I was reading Tolkien in the tub yesterday, soaking in bubbles after a day of manual labor at the old house, and I got to this part and thought you might enjoy it as much as I did. (Sam and Frodo are in Mordor – exhausted, hopeless and creeping closer and closer to Mount Doom.)
“‘Now you go to sleep first, Mr. Frodo,’ he said. ‘It’s getting dark again. I reckon this day is nearly over.’
Frodo sighed and was asleep almost before the words were spoken. Sam struggled with his own weariness, and he took Frodo’s hand; and there he sat silent till deep night fell. Then at last, to keep himself awake, he crawled from the hiding-place and looked out. The land seemed full of creaking and cracking and sly noises, but there was no sound of voice or of foot. Far above the Ephel Duath in the West the night-sky was still dim and pale. There, peeping among the cloud-wrack above a dark tor high up in the mountains, Sam saw a white star twinkle for a while The beauty of it smote his heart, as he looked up out of the forsaken land, and hope returned to him. For like a shaft, clear and cold, the thought pierced him that in the end the Shadow was only a small and passing thing: there was light and high beauty for ever beyond its reach. His song in the Tower had been defiance rather than hope; for then he was thinking of himself. Now, for a moment, his own fate, and even his master’s ceased to trouble him. He crawled back into the brambles and laid himself by Frodo’s side, and putting away all fear he cast himself into a deep untroubled sleep.”
Return of the King, The Land of Shadow, Tolkien
I love the exhale I feel when I read this. And I love it when I experience moments like these in real life.
I had one of those moments a few years ago, at Wal-Mart of all places.
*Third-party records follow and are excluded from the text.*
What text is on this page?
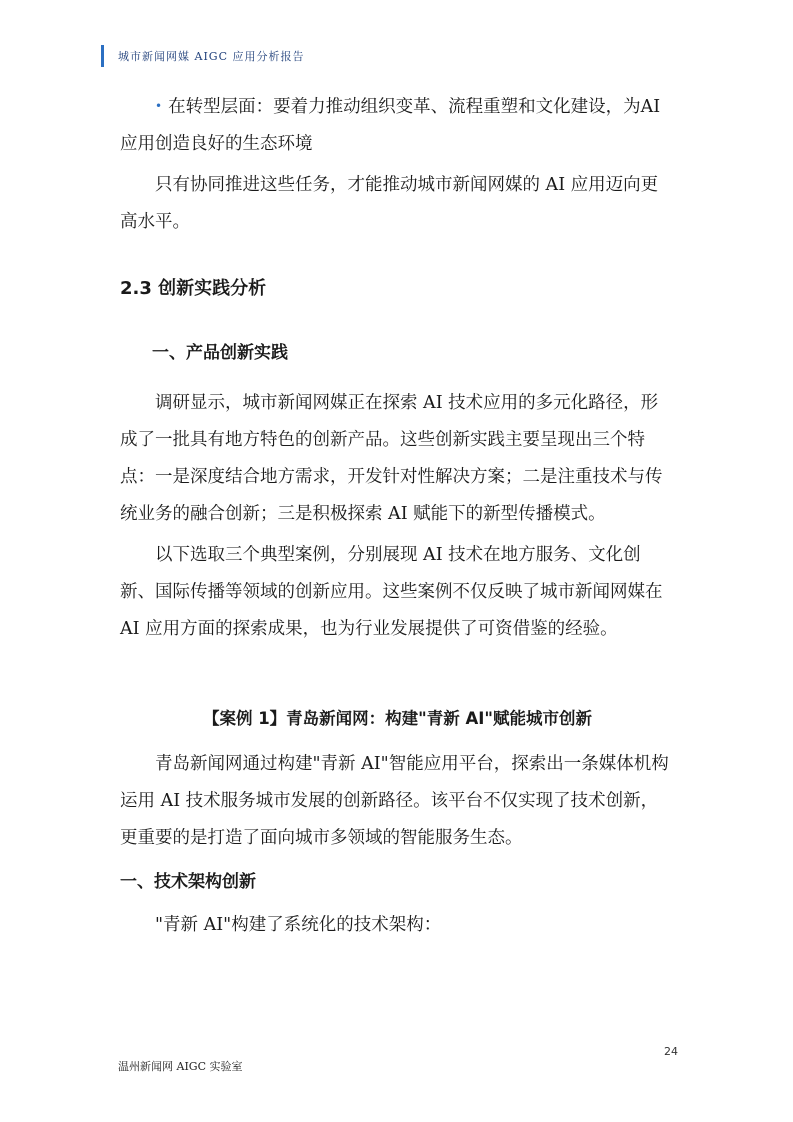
城市新闻网媒 AIGC 应用分析报告

• 在转型层面：要着力推动组织变革、流程重塑和文化建设，为AI 应用创造良好的生态环境

只有协同推进这些任务，才能推动城市新闻网媒的 AI 应用迈向更高水平。

2.3 创新实践分析
一、产品创新实践

调研显示，城市新闻网媒正在探索 AI 技术应用的多元化路径，形成了一批具有地方特色的创新产品。这些创新实践主要呈现出三个特点：一是深度结合地方需求，开发针对性解决方案；二是注重技术与传统业务的融合创新；三是积极探索 AI 赋能下的新型传播模式。

以下选取三个典型案例，分别展现 AI 技术在地方服务、文化创新、国际传播等领域的创新应用。这些案例不仅反映了城市新闻网媒在 AI 应用方面的探索成果，也为行业发展提供了可资借鉴的经验。

【案例 1】青岛新闻网：构建"青新 AI"赋能城市创新

青岛新闻网通过构建"青新 AI"智能应用平台，探索出一条媒体机构运用 AI 技术服务城市发展的创新路径。该平台不仅实现了技术创新，更重要的是打造了面向城市多领域的智能服务生态。

一、技术架构创新

"青新 AI"构建了系统化的技术架构：

24
温州新闻网 AIGC 实验室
I was in the front of the store looking back at the long lines of people, and all the people running this way and that, and the blue Wal-Mart signage everywhere, when suddenly I was awash with the feeling that everything, absolutely everything is okay and is going to be okay because there is something so much more real than all of this. And that something always exists and always will. Like I said, it was a very strong and memorable moment.
But usually I get little glimpses of perspective now and again (less memorable and not at Wal-Mart). Small moments sprinkled here and there that cause me to “put away all fear and cast myself into a deep untroubled sleep.” I imagine everyone does. Especially when looking at the stars.
Anyway, thank you, Tolkien, for this bit. It was lovely to read and I cherish it. And that’s not just the bubble bath talking.